At this distance of time, and without further details of evidence, we are unable to decide whether Alexander's death was natural, or whether the singularly circumstantial and commonly accepted story of the poisoned wine contained the truth.

On the one side, in favor of the hypothesis of fever, we have Burchard's testimony, which does not, however, exactly agree with Giustiniani's, who reported apoplexy to the Venetian senate as the cause of death, and whose report, even at Venice, was rejected by Sanudo for the hypothesis of poison.

On the other side, we have the consent of all contemporary historians, with the single and, it must be allowed, remarkable exception of Machiavelli.

Paolo Giovio goes even so far as to assert that the Cardinal Corneto told him he had narrowly escaped from the effects of antidotes taken in his extreme terror to counteract the possibility of poison.
Whatever may have been the proximate cause of his sickness, Alexander died, a black and swollen mass, hideous to contemplate, after a sharp struggle with the venom he had absorbed.[1] 'All Rome,' says Guicciardini, 'ran with indescribable gladness to view the corpse.

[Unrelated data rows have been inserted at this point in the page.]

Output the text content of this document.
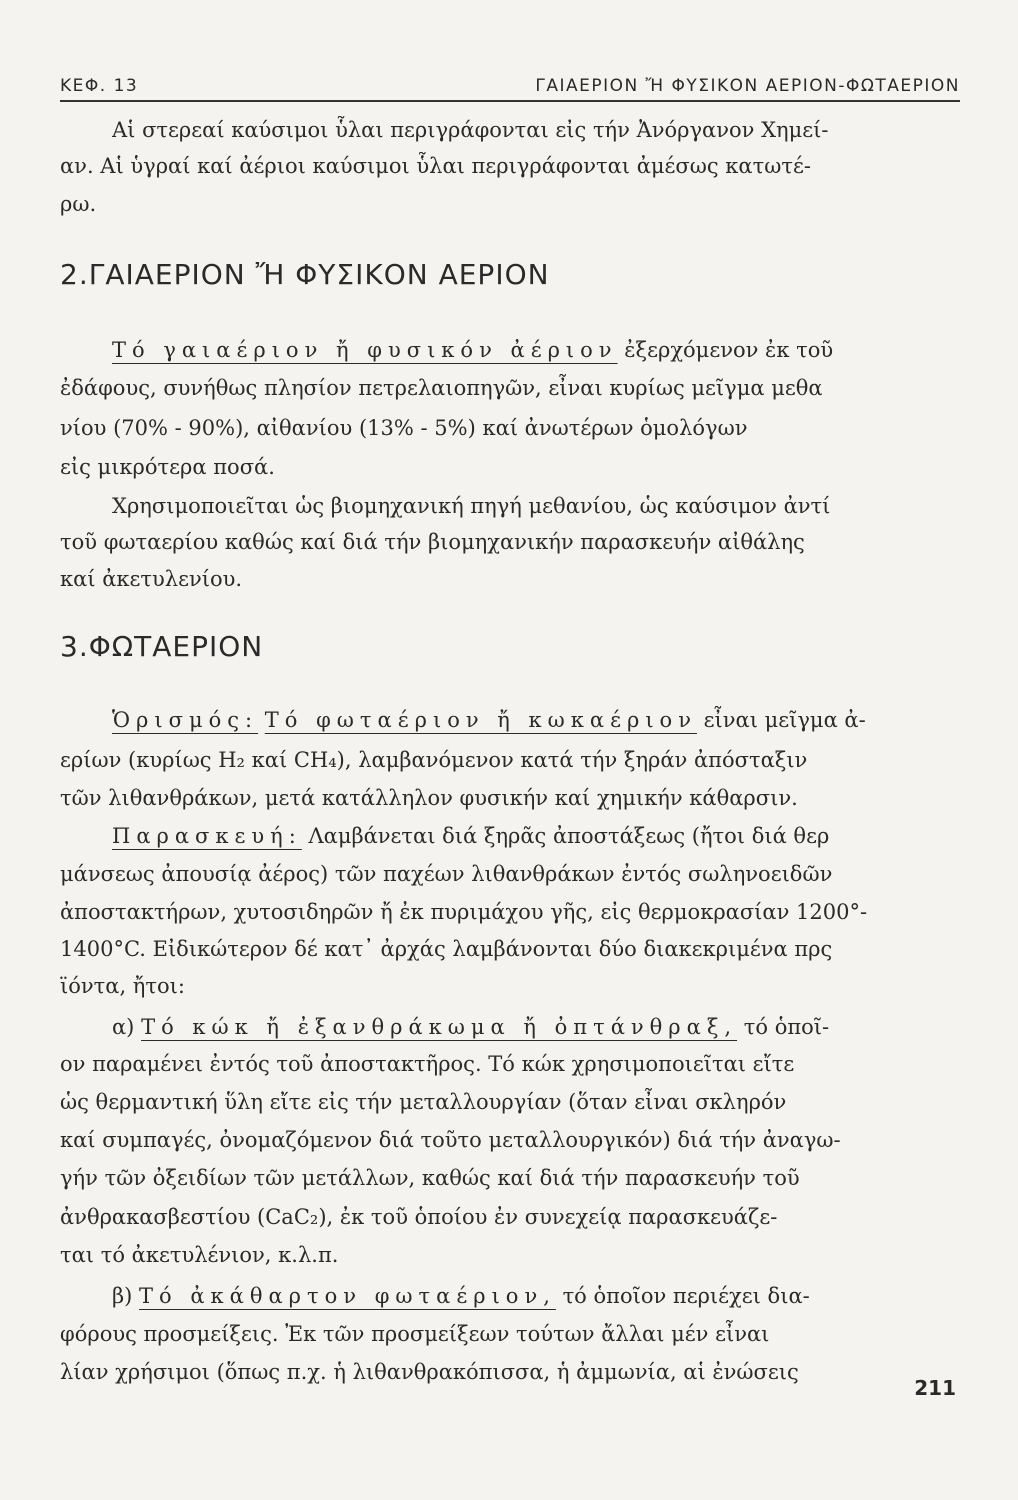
ΚΕΦ. 13	ΓΑΙΑΕΡΙΟΝ Ἤ ΦΥΣΙΚΟΝ ΑΕΡΙΟΝ-ΦΩΤΑΕΡΙΟΝ
Αἱ στερεαί καύσιμοι ὗλαι περιγράφονται εἰς τήν Ἀνόργανον Χημεί-
αν. Αἱ ὑγραί καί ἀέριοι καύσιμοι ὗλαι περιγράφονται ἀμέσως κατωτέ-
ρω.
2.ΓΑΙΑΕΡΙΟΝ Ἤ ΦΥΣΙΚΟΝ ΑΕΡΙΟΝ
Τό γαιαέριον ἤ φυσικόν ἀέριον ἐξερχόμενον ἐκ τοῦ
ἐδάφους, συνήθως πλησίον πετρελαιοπηγῶν, εἶναι κυρίως μεῖγμα μεθα
νίου (70% - 90%), αἰθανίου (13% - 5%) καί ἀνωτέρων ὁμολόγων
εἰς μικρότερα ποσά.
Χρησιμοποιεῖται ὡς βιομηχανική πηγή μεθανίου, ὡς καύσιμον ἀντί
τοῦ φωταερίου καθώς καί διά τήν βιομηχανικήν παρασκευήν αἰθάλης
καί ἀκετυλενίου.
3.ΦΩΤΑΕΡΙΟΝ
Ὁρισμός: Τό φωταέριον ἤ κωκαέριον εἶναι μεῖγμα ἀ-
ερίων (κυρίως H₂ καί CH₄), λαμβανόμενον κατά τήν ξηράν ἀπόσταξιν
τῶν λιθανθράκων, μετά κατάλληλον φυσικήν καί χημικήν κάθαρσιν.
Παρασκευή: Λαμβάνεται διά ξηρᾶς ἀποστάξεως (ἤτοι διά θερ
μάνσεως ἀπουσίᾳ ἀέρος) τῶν παχέων λιθανθράκων ἐντός σωληνοειδῶν
ἀποστακτήρων, χυτοσιδηρῶν ἤ ἐκ πυριμάχου γῆς, εἰς θερμοκρασίαν 1200°-
1400°C. Εἰδικώτερον δέ κατ᾽ ἀρχάς λαμβάνονται δύο διακεκριμένα πρς
ϊόντα, ἤτοι:
α) Τό κώκ ἤ ἐξανθράκωμα ἤ ὀπτάνθραξ, τό ὁποῖ-
ον παραμένει ἐντός τοῦ ἀποστακτῆρος. Τό κώκ χρησιμοποιεῖται εἴτε
ὡς θερμαντική ὕλη εἴτε εἰς τήν μεταλλουργίαν (ὅταν εἶναι σκληρόν
καί συμπαγές, ὀνομαζόμενον διά τοῦτο μεταλλουργικόν) διά τήν ἀναγω-
γήν τῶν ὀξειδίων τῶν μετάλλων, καθώς καί διά τήν παρασκευήν τοῦ
ἀνθρακασβεστίου (CaC₂), ἐκ τοῦ ὁποίου ἐν συνεχείᾳ παρασκευάζε-
ται τό ἀκετυλένιον, κ.λ.π.
β) Τό ἀκάθαρτον φωταέριον, τό ὁποῖον περιέχει δια-
φόρους προσμείξεις. Ἐκ τῶν προσμείξεων τούτων ἄλλαι μέν εἶναι
λίαν χρήσιμοι (ὅπως π.χ. ἡ λιθανθρακόπισσα, ἡ ἀμμωνία, αἱ ἐνώσεις
211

Men could not satiate their eyes with feeding on the carcass of a serpent who, by his unbounded ambition and pestiferous perfidy, by every demonstration of horrible cruelty, monstrous lust, and unheard-of avarice, selling without distinction things sacred and profane, had filled the world with venom.' Cesare languished for some days on a sick bed; but in the end, by the aid of a powerful constitution, he recovered, to find his claws cut and his plans in irretrievable confusion.